Thomas Cummins, USA
On the Andes coast it was believed that at death the "soul" left the body for five days and then returned. At one stage in the travels, the "soul' had to pass over a large ravine at the bottom of which were all sorts of wild and dangerous beasts. To get across, the dead used their long braid as a bridge. The braided hair was analogous to the braided rope bridges that were used in the Andes. One of the major punishments that was inflicted on the Andeans by the Spaniards was not only to whip the individual but they also cut off their hair. It was not just meant to humiliate them but to deprive them of access in death to their own beliefs.
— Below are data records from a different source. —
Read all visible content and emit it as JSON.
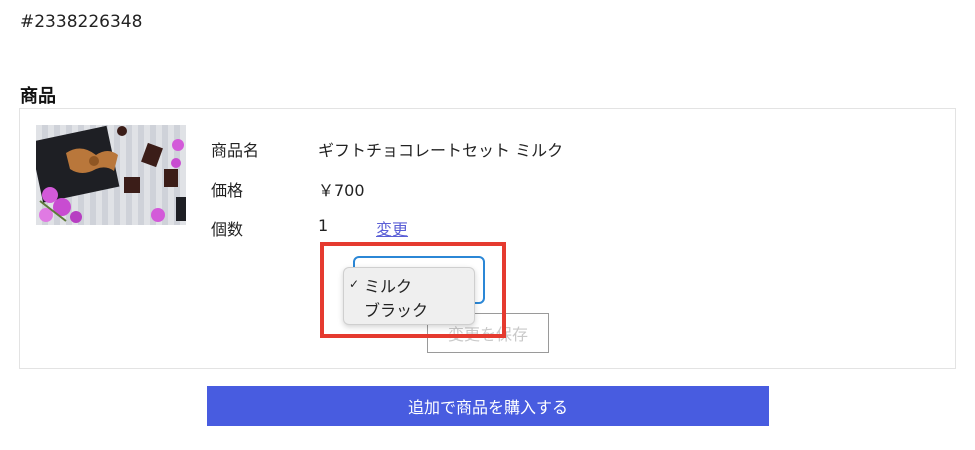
{
  "order": {
    "id": "#2338226348"
  },
  "section": {
    "title": "商品"
  },
  "product": {
    "image_desc": "chocolate-gift-photo",
    "name_label": "商品名",
    "name_value": "ギフトチョコレートセット ミルク",
    "price_label": "価格",
    "price_value": "￥700",
    "qty_label": "個数",
    "qty_value": "1",
    "change_link": "変更"
  },
  "variant_select": {
    "options": [
      "ミルク",
      "ブラック"
    ],
    "selected": "ミルク",
    "check_mark": "✓"
  },
  "save_button": {
    "label": "変更を保存"
  },
  "buy_more_button": {
    "label": "追加で商品を購入する"
  },
  "colors": {
    "accent": "#485ce0",
    "link": "#5b5fd6",
    "highlight": "#e53a2f",
    "focus_border": "#2b87d6"
  }
}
When Kyle and I were in Bolivia in 1981, we were walking in the market in La Paz. The market is run by Indian women who are very aggressive and forthright. As we walked through several women started whistling and shouting, "hey handsome." I was wearing a hat as anyone else does - the high Andean sun burns so quickly. Again I heard them shouting saying, "hey handsome, what a good looking hat you've got on." Finally I decided to turn the tables, so to speak. I stopped and said, "Do you really like my hat?" at which point I took it off. All I could hear were shouts and screams in disbelief in all that had been promised. "He's bald," they cried. Then there was silence. There would be no braiding that day.
I knew that I would be bald even as a teenager. I started my metamorphosis at about seventeen. I always liked the idea, but I never knew the power it would give until I walked through that market in La Paz. Medusa had nothing over me that day. I have told the story many times and I have never had to embellish it.